Soletus never considered that he truly enjoyed what he did. Then again, he knew nothing personal about the aged priest until then.

“Anyway, enough about me. Unless there is something you want to ask me.”

There were a lot of things that Soletus wanted to ask him, but none of the questions came to mind. He didn’t have the energy to. He was tired.

“No, I can’t think of anything because I’m too tired,” he admitted. “There are things I need to know. I know there is. Things that I could ask you, but I can’t. I can hardly think. Last night was the first time I slept through the night without to Lyndon staring back at me.”
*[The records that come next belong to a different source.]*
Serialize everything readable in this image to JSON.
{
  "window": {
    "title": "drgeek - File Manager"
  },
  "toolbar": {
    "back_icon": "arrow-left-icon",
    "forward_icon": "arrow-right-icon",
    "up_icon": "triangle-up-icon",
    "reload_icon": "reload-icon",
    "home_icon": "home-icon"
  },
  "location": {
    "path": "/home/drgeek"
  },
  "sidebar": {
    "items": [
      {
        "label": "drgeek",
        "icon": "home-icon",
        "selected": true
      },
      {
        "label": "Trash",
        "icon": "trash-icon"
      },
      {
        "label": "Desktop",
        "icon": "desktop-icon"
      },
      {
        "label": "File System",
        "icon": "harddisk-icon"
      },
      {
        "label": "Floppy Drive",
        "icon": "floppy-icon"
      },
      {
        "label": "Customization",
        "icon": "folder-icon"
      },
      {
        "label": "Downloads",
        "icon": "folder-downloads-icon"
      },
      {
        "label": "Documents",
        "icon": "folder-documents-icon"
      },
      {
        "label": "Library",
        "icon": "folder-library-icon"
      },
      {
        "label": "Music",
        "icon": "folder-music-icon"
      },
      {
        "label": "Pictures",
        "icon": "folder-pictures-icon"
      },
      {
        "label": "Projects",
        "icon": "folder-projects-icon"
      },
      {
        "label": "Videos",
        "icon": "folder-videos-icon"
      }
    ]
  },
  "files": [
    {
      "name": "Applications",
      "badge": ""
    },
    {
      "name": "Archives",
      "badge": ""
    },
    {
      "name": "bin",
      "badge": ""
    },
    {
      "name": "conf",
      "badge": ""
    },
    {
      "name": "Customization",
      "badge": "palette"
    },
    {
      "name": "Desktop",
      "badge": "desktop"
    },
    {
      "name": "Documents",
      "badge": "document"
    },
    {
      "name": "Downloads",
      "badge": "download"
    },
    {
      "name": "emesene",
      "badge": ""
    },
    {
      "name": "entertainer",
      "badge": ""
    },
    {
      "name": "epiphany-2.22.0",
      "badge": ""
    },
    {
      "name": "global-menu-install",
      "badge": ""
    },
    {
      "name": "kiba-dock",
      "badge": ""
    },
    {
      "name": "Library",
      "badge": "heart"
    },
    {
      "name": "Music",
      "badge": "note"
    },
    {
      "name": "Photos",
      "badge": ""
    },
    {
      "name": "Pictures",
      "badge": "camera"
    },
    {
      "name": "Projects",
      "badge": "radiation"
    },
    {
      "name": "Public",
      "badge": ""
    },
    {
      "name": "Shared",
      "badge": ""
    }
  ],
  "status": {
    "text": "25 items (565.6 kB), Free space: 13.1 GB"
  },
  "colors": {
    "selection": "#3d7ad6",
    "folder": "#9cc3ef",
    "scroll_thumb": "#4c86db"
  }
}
“Survivor’s guilt is terrible. For a long time, I saw Trystan standing there bathed in light and I stood helpless to save him and my bandmates. So don’t think your alone or need to be alone.”

Soletus nodded. He didn’t want to be alone suffering with this.

“I don’t want to keep you here much longer. Before you leave, can you do me one small favor?”

“Yeah.”

“Go visit the huntresses today. And I think the women at the society house would like to see you. I get the impression the Lady Briar would like that since she barged in here wanting me to fix you.”

“I will, if I can talk to you again.”

Brother Hickory’s face lit up. “Of course, whenever you want me. I’ll be here.”